PORT-AU-PRINCE, Haiti- Being in the Army can be a tough prospect for anyone who has had challenges. One Soldier has made the most out of the challenges in his life.

Sgt. Nicholas A. Albers, a medic with Headquarters Service Company, Special Troops Battalon, U.S. Army South from Fort Sam Houston, Texas, didn't come into the Army hoping to become a medic; he originally wanted to be a military policeman (MP).

"I sort of ran out of options because I'm color blind," said Albers.

Albers doesn't consider being color blind a hindrance. It does not hamper his ability to do his job in any way. Despite being color blind, Albers is making the most of his opportunity.

"Like any job, you have your good days and bad days," said Albers.

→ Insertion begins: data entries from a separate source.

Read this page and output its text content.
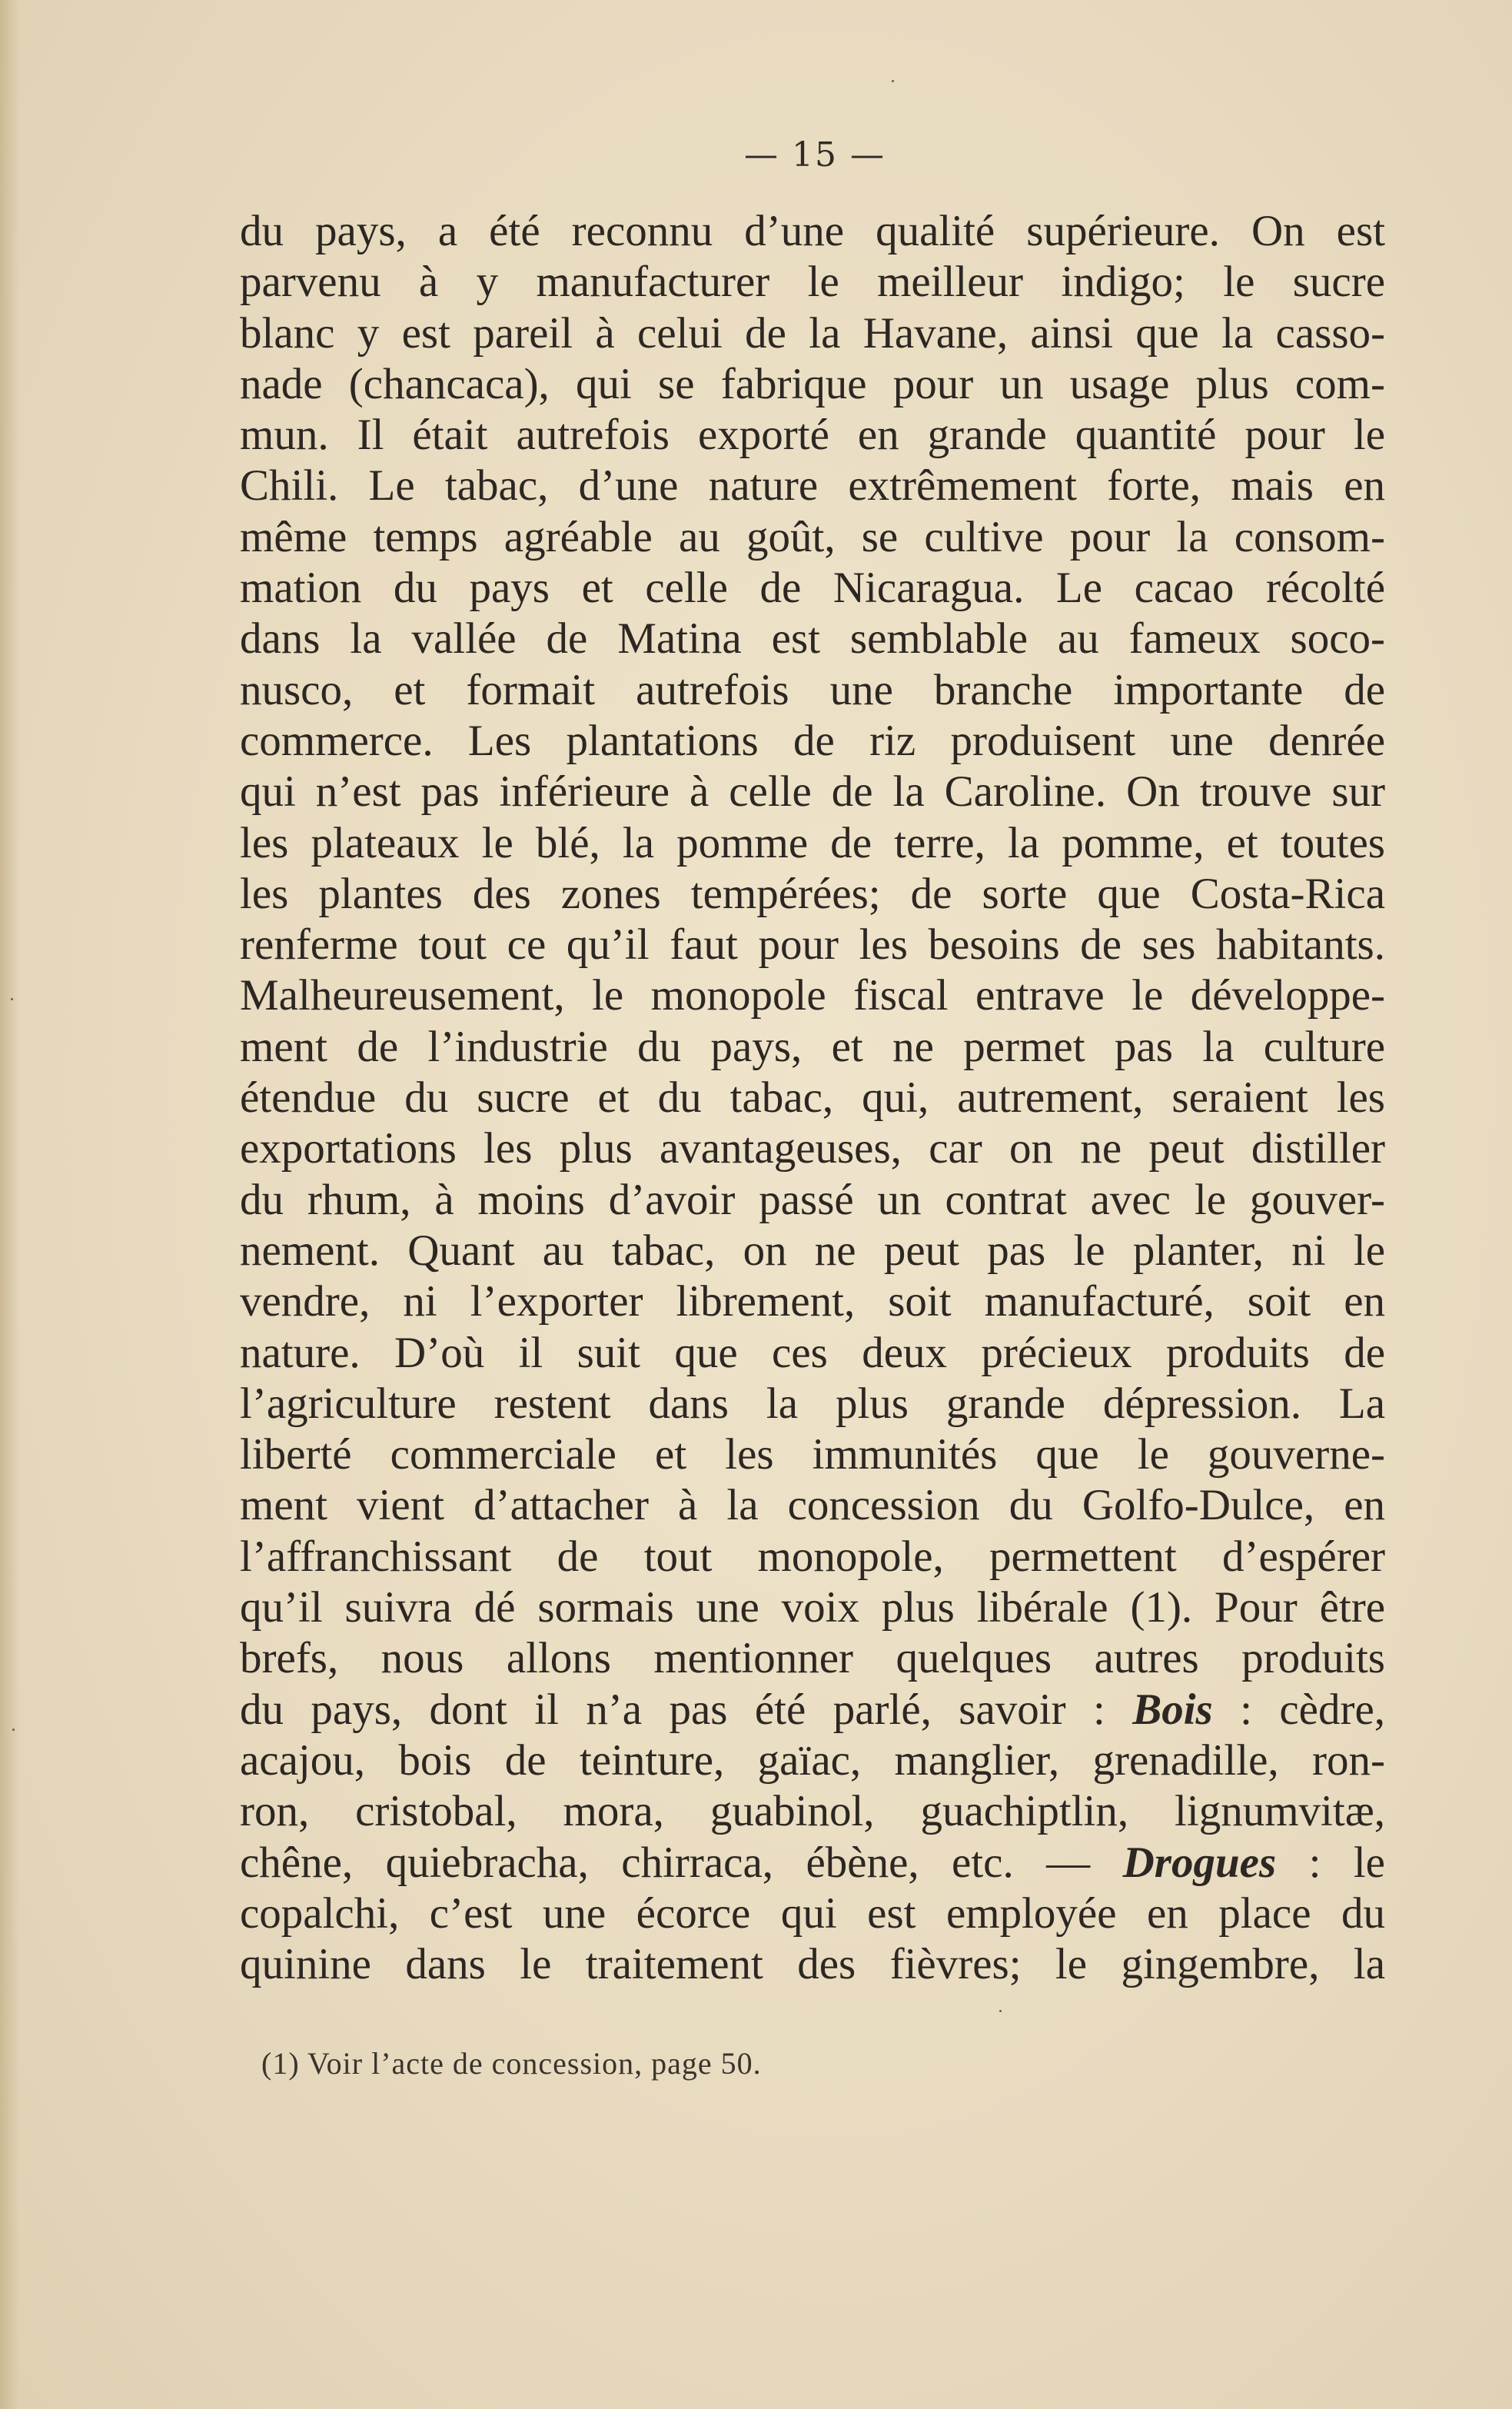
— 15 —
du pays, a été reconnu d’une qualité supérieure. On est
parvenu à y manufacturer le meilleur indigo; le sucre
blanc y est pareil à celui de la Havane, ainsi que la casso-
nade (chancaca), qui se fabrique pour un usage plus com-
mun. Il était autrefois exporté en grande quantité pour le
Chili. Le tabac, d’une nature extrêmement forte, mais en
même temps agréable au goût, se cultive pour la consom-
mation du pays et celle de Nicaragua. Le cacao récolté
dans la vallée de Matina est semblable au fameux soco-
nusco, et formait autrefois une branche importante de
commerce. Les plantations de riz produisent une denrée
qui n’est pas inférieure à celle de la Caroline. On trouve sur
les plateaux le blé, la pomme de terre, la pomme, et toutes
les plantes des zones tempérées; de sorte que Costa-Rica
renferme tout ce qu’il faut pour les besoins de ses habitants.
Malheureusement, le monopole fiscal entrave le développe-
ment de l’industrie du pays, et ne permet pas la culture
étendue du sucre et du tabac, qui, autrement, seraient les
exportations les plus avantageuses, car on ne peut distiller
du rhum, à moins d’avoir passé un contrat avec le gouver-
nement. Quant au tabac, on ne peut pas le planter, ni le
vendre, ni l’exporter librement, soit manufacturé, soit en
nature. D’où il suit que ces deux précieux produits de
l’agriculture restent dans la plus grande dépression. La
liberté commerciale et les immunités que le gouverne-
ment vient d’attacher à la concession du Golfo-Dulce, en
l’affranchissant de tout monopole, permettent d’espérer
qu’il suivra dé sormais une voix plus libérale (1). Pour être
brefs, nous allons mentionner quelques autres produits
du pays, dont il n’a pas été parlé, savoir : Bois : cèdre,
acajou, bois de teinture, gaïac, manglier, grenadille, ron-
ron, cristobal, mora, guabinol, guachiptlin, lignumvitæ,
chêne, quiebracha, chirraca, ébène, etc. — Drogues : le
copalchi, c’est une écorce qui est employée en place du
quinine dans le traitement des fièvres; le gingembre, la
(1) Voir l’acte de concession, page 50.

You might think Albers was disappointed not getting his first choice for a Military Occupational Specialty (MOS), but that is just not Albers style. When the recruiter came to Albers with the prospect of being a medic, he took the job because it sounded like a job that would be worthwhile. Albers tries to be the best medic he can be.

"I will bust my hump to make sure that people are taken care of," said Albers. "If you don't have a good medic in your unit, the unit is going to suffer."

On Albers' first deployment he had one of the most difficult moments of his life. He was in Samarra, Iraq and lost a patient. The medical unit he was in did not receive a warning call that a patient was coming in. The Soldiers' wounds were beyond anything that they could repair and the Soldier died later on after being in a coma for a while. Albers saw the look in the eyes of Soldiers from the victim's unit after he died.

"It was like they were asking 'how come you couldn't save him''" said Albers. "Even though the doctors said that there was nothing I could do, it was hard."

"On my second deployment I was just happy to have all my people come home," Albers said. Albers was attached to two different companies in northeast Baghdad and neither company lost a single Soldier or had anyone hurt the whole deployment.

Though Albers didn't get to be an MP, he got a job he loves.

"I don't think I would trade my job for anything else," Albers said.